Much of her work as the war rages will involve working with U.S. and other military leaders overseeing the billions of dollars of weapons and aid that the U.S. is pouring into the country, as Russian forces regroup to try to take control of more of Ukraine’s east and south.
“Most people assess that these next few weeks and maybe longer are critical to the outcome of this war of choice” on Russia’s part,” Brink said.
“What we are trying to do as an administration is move security items as fast as possible to Ukraine,” Brink said.
Serving U.S. strategic interests in a stable, peaceful Europe means working to ensure “that Russia’s effort to dominate Ukraine is a strategic failure,” she told senators.
Brink’s nomination is expected to move quickly to a vote by the committee and then the full Senate.
The administration’s ambassador nominations have begun moving relatively quickly through the Senate. Ambassador nominees for South Korea, Chad and Australia getting their Senate hearings or winning confirmation in recent days.

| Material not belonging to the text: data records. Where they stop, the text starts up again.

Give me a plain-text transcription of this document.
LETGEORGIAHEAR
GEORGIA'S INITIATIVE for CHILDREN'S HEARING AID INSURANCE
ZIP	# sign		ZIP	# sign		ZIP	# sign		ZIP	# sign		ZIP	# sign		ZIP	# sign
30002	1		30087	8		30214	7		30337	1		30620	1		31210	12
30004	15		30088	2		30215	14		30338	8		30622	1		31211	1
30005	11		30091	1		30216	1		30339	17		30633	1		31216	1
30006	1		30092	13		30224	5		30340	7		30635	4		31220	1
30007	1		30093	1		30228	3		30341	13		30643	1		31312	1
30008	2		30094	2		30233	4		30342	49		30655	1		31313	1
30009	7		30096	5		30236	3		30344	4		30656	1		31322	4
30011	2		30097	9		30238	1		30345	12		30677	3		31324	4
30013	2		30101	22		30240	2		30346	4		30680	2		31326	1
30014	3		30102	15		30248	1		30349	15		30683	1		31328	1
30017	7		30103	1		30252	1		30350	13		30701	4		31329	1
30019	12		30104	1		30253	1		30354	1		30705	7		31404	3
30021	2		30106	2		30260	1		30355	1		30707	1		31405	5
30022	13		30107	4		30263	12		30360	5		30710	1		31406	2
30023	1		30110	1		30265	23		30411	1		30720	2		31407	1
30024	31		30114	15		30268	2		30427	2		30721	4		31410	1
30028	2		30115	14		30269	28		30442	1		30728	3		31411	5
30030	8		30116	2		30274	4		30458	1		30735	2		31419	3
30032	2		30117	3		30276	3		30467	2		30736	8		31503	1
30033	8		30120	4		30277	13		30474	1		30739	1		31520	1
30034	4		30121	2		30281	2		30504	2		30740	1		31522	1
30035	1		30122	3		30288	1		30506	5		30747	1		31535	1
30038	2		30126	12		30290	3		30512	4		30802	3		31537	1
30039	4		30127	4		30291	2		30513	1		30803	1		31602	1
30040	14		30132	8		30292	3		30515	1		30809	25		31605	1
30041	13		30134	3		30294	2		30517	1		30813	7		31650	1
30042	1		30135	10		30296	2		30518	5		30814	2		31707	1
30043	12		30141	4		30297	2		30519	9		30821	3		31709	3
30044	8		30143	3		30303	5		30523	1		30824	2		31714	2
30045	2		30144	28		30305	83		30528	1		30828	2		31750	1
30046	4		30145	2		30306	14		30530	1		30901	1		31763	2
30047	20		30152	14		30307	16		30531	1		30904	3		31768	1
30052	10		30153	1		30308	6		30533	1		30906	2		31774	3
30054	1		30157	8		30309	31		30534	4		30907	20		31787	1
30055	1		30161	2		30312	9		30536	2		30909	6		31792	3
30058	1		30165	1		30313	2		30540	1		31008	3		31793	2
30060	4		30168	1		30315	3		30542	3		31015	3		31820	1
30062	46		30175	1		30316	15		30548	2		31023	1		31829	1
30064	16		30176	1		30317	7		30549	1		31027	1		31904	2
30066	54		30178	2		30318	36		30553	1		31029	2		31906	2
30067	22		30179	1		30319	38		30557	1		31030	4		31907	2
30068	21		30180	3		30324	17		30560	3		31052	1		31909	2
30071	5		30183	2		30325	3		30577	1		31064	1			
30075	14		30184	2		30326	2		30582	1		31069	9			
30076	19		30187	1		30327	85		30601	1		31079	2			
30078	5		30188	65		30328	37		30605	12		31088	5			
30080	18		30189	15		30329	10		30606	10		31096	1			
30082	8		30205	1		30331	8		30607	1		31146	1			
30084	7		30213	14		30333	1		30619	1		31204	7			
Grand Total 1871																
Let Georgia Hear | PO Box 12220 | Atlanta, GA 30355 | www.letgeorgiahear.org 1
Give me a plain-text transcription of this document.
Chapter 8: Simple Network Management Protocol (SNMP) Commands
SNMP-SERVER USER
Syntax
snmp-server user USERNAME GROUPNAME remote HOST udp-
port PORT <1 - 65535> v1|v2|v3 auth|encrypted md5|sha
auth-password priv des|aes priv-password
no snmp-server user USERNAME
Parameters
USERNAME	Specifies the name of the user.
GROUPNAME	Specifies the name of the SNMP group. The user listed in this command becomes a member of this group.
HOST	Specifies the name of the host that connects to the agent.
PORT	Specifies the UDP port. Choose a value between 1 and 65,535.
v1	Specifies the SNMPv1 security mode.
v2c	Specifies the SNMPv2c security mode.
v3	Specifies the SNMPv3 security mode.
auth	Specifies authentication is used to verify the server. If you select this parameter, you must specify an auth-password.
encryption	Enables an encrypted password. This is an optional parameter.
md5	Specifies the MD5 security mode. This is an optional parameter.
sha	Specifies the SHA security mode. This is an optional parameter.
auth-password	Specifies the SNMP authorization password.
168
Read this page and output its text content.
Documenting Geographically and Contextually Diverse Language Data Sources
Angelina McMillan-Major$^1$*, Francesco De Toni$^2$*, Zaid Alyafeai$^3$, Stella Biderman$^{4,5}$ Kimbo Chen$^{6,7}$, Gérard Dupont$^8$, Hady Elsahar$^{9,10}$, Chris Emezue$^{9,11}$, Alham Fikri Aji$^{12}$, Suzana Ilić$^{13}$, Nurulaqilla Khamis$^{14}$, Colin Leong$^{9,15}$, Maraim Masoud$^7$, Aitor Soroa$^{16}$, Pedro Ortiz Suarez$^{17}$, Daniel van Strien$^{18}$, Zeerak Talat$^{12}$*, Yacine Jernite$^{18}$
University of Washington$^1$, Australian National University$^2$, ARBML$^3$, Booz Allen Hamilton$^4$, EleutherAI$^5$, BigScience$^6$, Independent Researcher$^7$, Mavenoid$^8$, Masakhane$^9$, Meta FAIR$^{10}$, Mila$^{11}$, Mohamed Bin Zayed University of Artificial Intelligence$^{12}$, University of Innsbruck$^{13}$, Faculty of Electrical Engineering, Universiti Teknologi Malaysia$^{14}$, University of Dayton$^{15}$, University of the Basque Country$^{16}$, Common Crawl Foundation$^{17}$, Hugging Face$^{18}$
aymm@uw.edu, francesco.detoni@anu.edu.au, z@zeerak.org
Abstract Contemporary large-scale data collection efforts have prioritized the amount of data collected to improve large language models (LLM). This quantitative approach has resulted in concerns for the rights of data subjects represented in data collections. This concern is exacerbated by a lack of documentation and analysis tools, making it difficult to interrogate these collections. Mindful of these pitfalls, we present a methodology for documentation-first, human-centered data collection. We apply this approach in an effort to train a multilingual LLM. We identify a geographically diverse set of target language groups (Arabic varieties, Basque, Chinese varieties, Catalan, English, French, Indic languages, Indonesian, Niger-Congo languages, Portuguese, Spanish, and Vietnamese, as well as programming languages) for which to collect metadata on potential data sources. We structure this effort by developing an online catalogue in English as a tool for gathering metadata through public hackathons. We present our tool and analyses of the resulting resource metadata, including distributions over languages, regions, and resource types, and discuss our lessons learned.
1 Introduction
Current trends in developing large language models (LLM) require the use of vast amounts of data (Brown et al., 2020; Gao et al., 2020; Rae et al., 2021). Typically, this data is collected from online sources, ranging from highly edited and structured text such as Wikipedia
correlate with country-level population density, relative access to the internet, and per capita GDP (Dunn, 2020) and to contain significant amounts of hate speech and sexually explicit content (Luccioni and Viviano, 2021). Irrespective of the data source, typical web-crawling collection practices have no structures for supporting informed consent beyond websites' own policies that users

That’s after long months in which three Republican senators, Ted Cruz of Texas, Josh Hawley of Missouri and Marco Rubio of Florida, blocked action on dozens of appointments to pressure President Joe Biden on unrelated issues. Objections included Hawley’s demand that Secretary of State Antony Blinken and Defense Secretary Lloyd Austin resign over U.S. handling of its withdrawal from Afghanistan.